Уже у двери он обернулся, склонил голову, словно размышляя, говорить или нет, а потом произнес:
– Все-таки странная штука – время. Вам, вероятно, кажется, что ваша история началась неделю назад, в день приезда в Курсийон. А ведь исходя из хронологического порядка, все началось гораздо раньше, четвертого декабря 1370-го года, и все то, что здесь случилось на этой неделе – отголоски того события более чем шестивековой давности.

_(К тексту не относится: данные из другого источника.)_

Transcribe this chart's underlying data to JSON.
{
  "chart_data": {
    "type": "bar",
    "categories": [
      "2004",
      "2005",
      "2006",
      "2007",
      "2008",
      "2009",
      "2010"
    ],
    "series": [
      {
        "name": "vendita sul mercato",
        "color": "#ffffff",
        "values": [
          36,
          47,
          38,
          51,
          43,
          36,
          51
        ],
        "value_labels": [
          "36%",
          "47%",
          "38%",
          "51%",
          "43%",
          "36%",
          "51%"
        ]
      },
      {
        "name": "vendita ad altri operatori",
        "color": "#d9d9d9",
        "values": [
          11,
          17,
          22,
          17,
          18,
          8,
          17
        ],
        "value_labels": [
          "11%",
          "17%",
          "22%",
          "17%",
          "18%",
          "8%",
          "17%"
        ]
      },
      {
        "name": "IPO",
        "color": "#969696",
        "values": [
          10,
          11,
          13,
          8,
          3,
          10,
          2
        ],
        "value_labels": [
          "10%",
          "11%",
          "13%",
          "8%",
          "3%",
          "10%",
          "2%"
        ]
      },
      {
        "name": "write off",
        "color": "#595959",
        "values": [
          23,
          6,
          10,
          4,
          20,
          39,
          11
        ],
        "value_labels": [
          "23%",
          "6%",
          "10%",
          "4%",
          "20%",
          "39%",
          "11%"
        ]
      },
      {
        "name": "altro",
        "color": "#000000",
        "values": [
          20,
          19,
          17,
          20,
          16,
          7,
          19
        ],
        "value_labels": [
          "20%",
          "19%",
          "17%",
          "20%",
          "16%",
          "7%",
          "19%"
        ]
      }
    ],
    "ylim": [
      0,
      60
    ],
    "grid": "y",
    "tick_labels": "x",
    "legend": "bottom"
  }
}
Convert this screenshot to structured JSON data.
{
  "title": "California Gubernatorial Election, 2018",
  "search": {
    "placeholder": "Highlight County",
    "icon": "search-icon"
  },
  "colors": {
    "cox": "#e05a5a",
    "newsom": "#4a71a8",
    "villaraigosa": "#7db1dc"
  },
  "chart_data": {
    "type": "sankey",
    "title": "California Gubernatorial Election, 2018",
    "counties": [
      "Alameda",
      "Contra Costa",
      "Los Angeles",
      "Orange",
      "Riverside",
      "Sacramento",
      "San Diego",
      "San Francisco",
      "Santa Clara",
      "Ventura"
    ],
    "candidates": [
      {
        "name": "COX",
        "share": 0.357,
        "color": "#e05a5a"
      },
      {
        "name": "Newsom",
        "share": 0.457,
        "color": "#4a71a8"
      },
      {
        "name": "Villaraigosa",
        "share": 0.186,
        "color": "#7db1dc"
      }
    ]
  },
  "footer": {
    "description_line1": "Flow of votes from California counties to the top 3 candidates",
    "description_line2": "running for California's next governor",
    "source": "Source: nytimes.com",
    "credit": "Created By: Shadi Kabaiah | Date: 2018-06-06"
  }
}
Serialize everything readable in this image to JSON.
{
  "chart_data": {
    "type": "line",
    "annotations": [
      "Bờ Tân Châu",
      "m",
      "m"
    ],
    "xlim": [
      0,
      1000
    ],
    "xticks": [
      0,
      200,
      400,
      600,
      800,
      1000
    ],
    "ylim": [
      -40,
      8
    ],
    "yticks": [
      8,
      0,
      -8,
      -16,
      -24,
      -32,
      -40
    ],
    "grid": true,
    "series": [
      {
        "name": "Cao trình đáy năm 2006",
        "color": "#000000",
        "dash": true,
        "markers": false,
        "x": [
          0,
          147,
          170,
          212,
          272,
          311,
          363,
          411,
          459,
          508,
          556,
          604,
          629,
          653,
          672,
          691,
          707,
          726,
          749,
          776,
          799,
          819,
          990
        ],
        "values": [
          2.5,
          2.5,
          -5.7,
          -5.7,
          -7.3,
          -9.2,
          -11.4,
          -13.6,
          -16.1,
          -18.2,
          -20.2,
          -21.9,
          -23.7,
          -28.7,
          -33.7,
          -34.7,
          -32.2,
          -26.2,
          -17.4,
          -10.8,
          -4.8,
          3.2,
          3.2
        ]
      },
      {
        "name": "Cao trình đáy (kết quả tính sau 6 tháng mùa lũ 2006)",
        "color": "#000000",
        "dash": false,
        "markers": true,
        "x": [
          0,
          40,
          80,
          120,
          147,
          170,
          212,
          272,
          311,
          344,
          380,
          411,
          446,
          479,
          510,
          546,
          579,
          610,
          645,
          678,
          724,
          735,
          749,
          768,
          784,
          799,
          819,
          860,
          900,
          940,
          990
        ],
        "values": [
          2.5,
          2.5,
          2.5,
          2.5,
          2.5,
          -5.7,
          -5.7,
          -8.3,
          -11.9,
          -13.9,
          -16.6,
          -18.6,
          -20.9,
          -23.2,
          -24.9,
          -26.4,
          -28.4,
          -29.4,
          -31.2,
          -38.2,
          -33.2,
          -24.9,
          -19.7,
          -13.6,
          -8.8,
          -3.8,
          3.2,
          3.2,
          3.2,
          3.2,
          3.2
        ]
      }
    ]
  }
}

Он ушел, Альберт же поднял шлем, водрузил его на место и отправился в новое крыло присматривать себе комнату на следующую неделю пребывания. В башне оставаться он больше не собирался. Кто знает, какие еще штуки умеет выкидывать это зеркало. Кто знает.
ЭПИЛОГ
Всю оставшуюся неделю Альберт работал над историей Курсийона и несколько раз ездил в Ле Ман. Но даже в читальном зале архива, когда он закрывал ладонями глаза, устав от бесконечных расплывающихся строчек, память мгновенно переносила его то к пробирающимся в Бретань бывшим спутникам-англичанам, то к двум монахам, бегущим от инквизиции на север, во Фландрию, то к девушке из труппы бродячих артистов, оставшейся для Альберта навеки в замке Курсийон. Эти люди застыли в прошлом, и хотя даже следов их не осталось на земле, он переживал за них так, словно все еще шел вместе с ними по средневековым дорогам.
Конечно, больше всего он думал о Бланке. Альберт надеялся, что бриллиант помог ей, а не погубил, и что капитан Уолш все-таки был убит и не успел причинить девушке вреда, как о том говорило предсказание. Но попыток разобраться в своих чувствах к Бланке Альберт избегал. Он боялся, что истинной причиной его внезапного чувства было лишь ее неподдельное восхищение им, рыцарем, воспетым балладами и прославленным подвигами. Ведь в обычной своей жизни он хоть и бывал объектом любви, но никогда – объектом восхищения.